Benchmark global emerging market (GEM) ETFs hold over $115bn in total assets, representing over 60% of total US-listed emerging market ETF assets. The attractiveness of this category lays in its broad diversification, liquidity and relatively low management fees.
While investors can potentially achieve higher returns by investing more strategically in emerging market ETFs, owning a broad benchmark fund offers a low-maintenance approach to accessing the asset class. A closer look at the major funds shows that only a few material differences exist between them.
The Major Benchmark GEM ETFs
Index construction - two choices and one outlier
Among the major GEM funds, Vanguard's FTSE Emerging Market (VWO) and iShares MSCI Emerging Market (EEM) offer the two major index choices for the group - the FTSE and MSCI respectively. The main difference between them is the FTSE excludes South Korea while the MSCI has around a 15% weight for South Korea equities. The FTSE index also has the smallest IT sector exposure of the GEM funds.
Lower cost products include Schwab's FTSE Emerging Markets (SCHE) which tracks the same index as VWO is migrating to and iShares Core Emerging Markets (IEMG) which tracks the MSCI index like EEM. SPDR's S&P Emerging Markets (GMM) index also excludes South Korea like VWO and SCHE, but has a slightly higher BRIC country weight compared to the group.
Powershares' BLDRS Emerging Market (ADRE) has the most unique portfolio composition of the group since it invests in US-listed ADRs only. As a result the fund over-weights Brazil and sectors like energy, telecoms and materials since those are more represented in the ADR market. For example, over 30% of ADRE's portfolio is in Brazil and over 20% is invested in energy stocks. This is around double the levels found in the FTSE and MSCI indexes.
Liquidity is an attraction
As the third and fourth largest US-listed ETFs, VWO and EEM are supremely liquid funds, making them attractive for large institutional investors looking to benchmark. EEM trades over $1.5bn/day and VWO over $500m/day on average so bid ask spreads are tight.
At the lower end of the spectrum are GMM and ADRE which trade closer to $1m/day. Not bad, but hardly an attraction. While GMM has seen slight growth in assets ADRE has been declining recently.

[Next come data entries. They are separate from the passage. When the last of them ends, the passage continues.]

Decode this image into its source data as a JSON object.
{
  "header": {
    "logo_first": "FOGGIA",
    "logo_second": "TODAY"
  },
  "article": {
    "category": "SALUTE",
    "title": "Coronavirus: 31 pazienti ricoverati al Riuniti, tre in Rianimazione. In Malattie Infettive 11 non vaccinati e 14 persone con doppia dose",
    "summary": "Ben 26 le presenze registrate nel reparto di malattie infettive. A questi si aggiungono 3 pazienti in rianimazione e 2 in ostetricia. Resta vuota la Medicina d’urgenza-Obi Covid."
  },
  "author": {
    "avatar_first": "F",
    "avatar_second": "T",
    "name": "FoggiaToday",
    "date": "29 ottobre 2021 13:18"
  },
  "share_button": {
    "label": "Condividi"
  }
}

Returns are similar, except ADRE has lagged
In terms of returns to investors, the main outlier is ADRE which has lagged in part due to its heavy Brazil exposure which has been a weak performing market. In addition, the fund's relatively high exposure to Chinese ADRS (18% of the portfolio) has been a negative due to a dispute between the SEC and the China based auditors for failing to turn over audit papers for Chinese companies listed in the US. In short, the SEC requires certain disclosures that are being held back because Chinese laws consider information about domestic Chinese companies to be a state secret. Failure to reach a resolution could result in the de-listing of Chinese companies in the US.
Interestingly, the other funds show similar returns regardless of whether or not South Korea is in the portfolio. This stems from the correlation most large emerging markets have with global cyclicality. South Korea is no exception since it depends heavily on demand from China and developed markets for its IT and industrial output.
In conclusion, investors have not, and probably will not, see a great deal of return variation among the major benchmark GEM ETFs. The key consideration in this group is whether you prefer a weighting in South Korea, in which case the MSCI funds EEM and IEMG are more suitable. For an overweight position in Brazil and energy - and high hopes of warming relations between the US and China - ADRE is a potential 'catch-up play' among the funds in the group.